A embaixada chinesa em Washington foi ainda mais direta. O porta-voz Liu Pengyu declarou em redes sociais: “Se os EUA realmente querem dialogar, devem parar com seu comportamento caprichoso e destrutivo. A China jamais se curvará à pressão máxima dos EUA.”
Segundo analistas do banco suíço UBS, a declaração representa um reconhecimento tácito de que o comércio bilateral foi “essencialmente interrompido”. Isso marca um ponto de inflexão na relação econômica entre as duas potências e abre espaço para outras formas de retaliação chinesa, não necessariamente comerciais.

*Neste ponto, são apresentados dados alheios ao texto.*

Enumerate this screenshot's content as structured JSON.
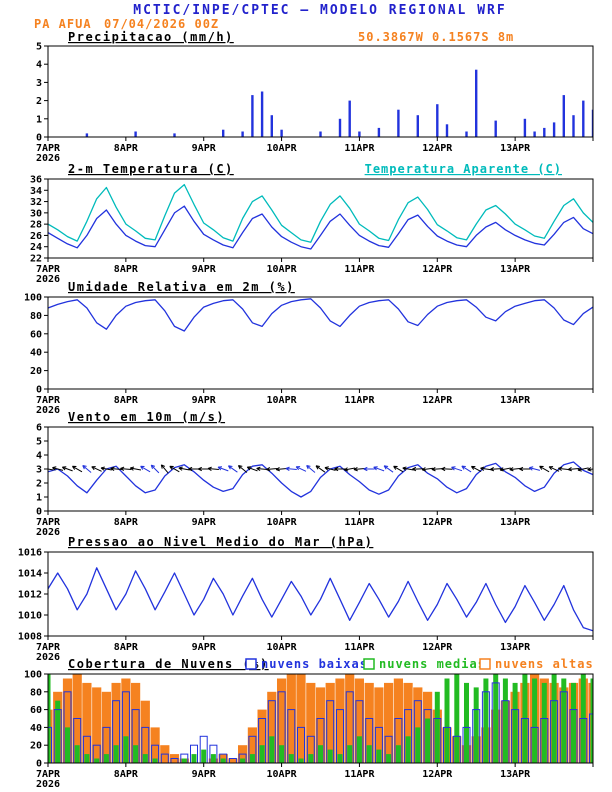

◎ Xi Jinping busca alianças e contesta unilateralismo
O presidente chinês também aproveitou a visita do primeiro-ministro espanhol, Pedro Sánchez, para criticar as ações dos EUA. Em declarações públicas, Xi afirmou que a China e a União Europeia deveriam se opor conjuntamente aos atos unilaterais de intimidação — numa tentativa clara de isolar Washington e formar um bloco de resistência diplomática ao protecionismo norte-americano.
Ao mesmo tempo, circulam dados mostrando o potencial impacto das tarifas nos preços de produtos importados nos EUA: aumentos estimados de 10% para equipamentos médicos, 30% para brinquedos, videogames e peças de computador, afetando diretamente o consumo das famílias norte-americanas.
◎ Comércio paralisado, mundo em alerta
O colapso do comércio entre China e EUA tem repercussões globais. Ambos os países integram cadeias de produção altamente interdependentes, e o travamento desse fluxo impacta indústrias de tecnologia, saúde, automobilística, têxtil e alimentícia em todo o mundo.
Além disso, o acirramento da retórica entre Washington e Pequim reforça a tendência de formação de blocos econômicos rivais, com a China buscando maior integração com países do Sul Global, BRICS e União Europeia, enquanto os EUA aprofundam a militarização do comércio.
A guerra comercial lançada por Trump está no centro da cena internacional, com efeitos palpáveis na economia doméstica dos EUA e com forte resposta da China. O comércio bilateral, que já foi símbolo de interdependência global, parece cada vez mais distante de se normalizar.
A aposta em tarifas como instrumento de força política revela seu custo elevado — tanto em termos econômicos quanto diplomáticos. E o mundo observa, atento, o desenrolar de uma disputa que pode moldar os rumos da economia global nos próximos anos.